Automatic Obsidian Graph View

During my PhD so far I have been typing notes… A lot of notes. One of the tools I use to make this task more efficient/enjoyable is Obsidian (I actually edit the markdown in Neovim btw). Obsidian is basically a dedicated note taking app that has some very cool features.

One of my favorite features of Obsidian is the ability to link notes. For example, if I’m writing notes on carrots, I can link them to a general note about vegetables. Similarly, a note on how to cook carrot cake can link back to the carrot note.

Obsidian even provides a very pretty view of these notes that they call the Graph View. This view displays notes as interconnected nodes, where each node represents a note file and each link represents the links you specify within the notes.
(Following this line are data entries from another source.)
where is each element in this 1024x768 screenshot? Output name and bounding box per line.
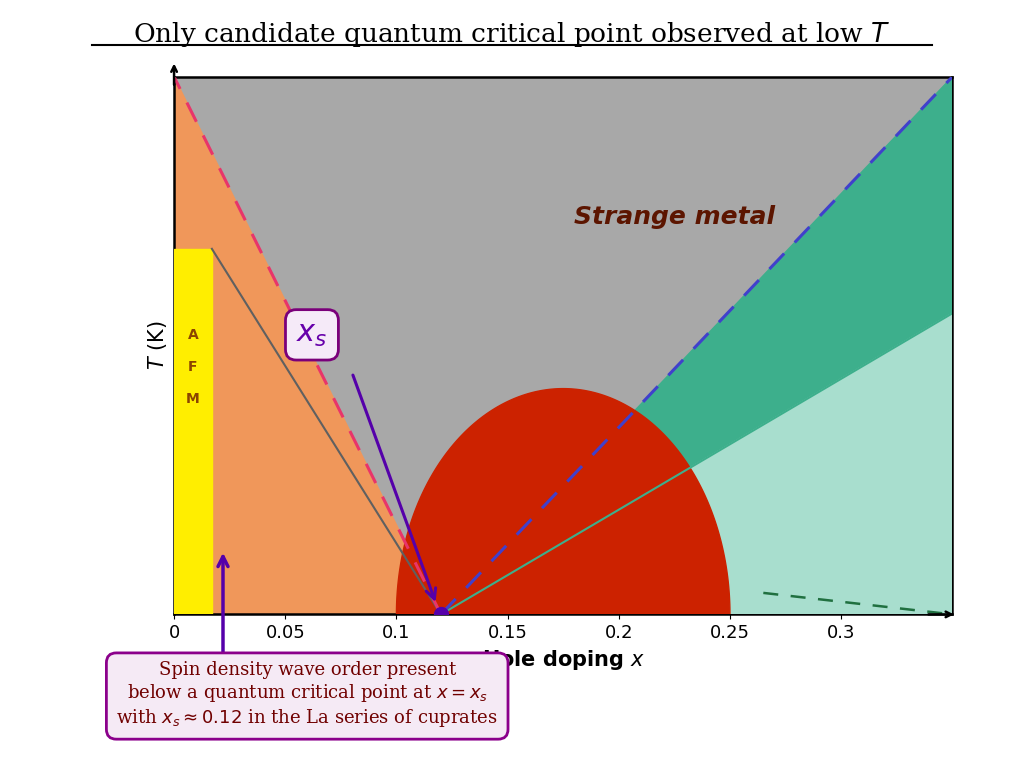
Polygon shape — [441, 77, 952, 614]
Polygon shape — [174, 77, 441, 614]
Y-axis label: $T$ (K): $T$ (K) — [145, 321, 169, 370]
Text: d-wave SC: d-wave SC — [612, 513, 693, 528]
Text: Only candidate quantum critical point observed at low $T$: Only candidate quantum critical point ob… — [133, 20, 891, 49]
X-axis label: Hole doping $x$: Hole doping $x$ — [481, 647, 645, 672]
Text: Strange metal: Strange metal — [573, 204, 775, 229]
Text: F: F — [188, 360, 198, 374]
Polygon shape — [174, 77, 952, 614]
Polygon shape — [441, 313, 952, 614]
Polygon shape — [174, 249, 212, 614]
Text: Spin density wave order present
below a quantum critical point at $x = x_s$
with: Spin density wave order present below a … — [117, 660, 498, 730]
Text: A: A — [187, 328, 199, 342]
Polygon shape — [396, 389, 730, 614]
Text: M: M — [186, 392, 200, 406]
Text: $x_s$: $x_s$ — [296, 320, 328, 349]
This feature is incredible except for the fact that it relies on one very important factor… That I am actually going to remember to make the link.

So today we are going to explore a little side project that I developped to try and automatically link note files that appear to have similar concepts. This is all done without AI using plain and simple maths and a little too much caffeine.

Inspiration

This coding project was inspired from a live stream I was watching where the streamer, Tsoding, was implementing a research paper called Less is More: Parameter-Free Text Classification with Gzip. This paper aims to use Gzip (which is basically a tool to zip/compress files) to classify a news article as being of a certain category. For example classifying that an article is about science, politics or geography etc.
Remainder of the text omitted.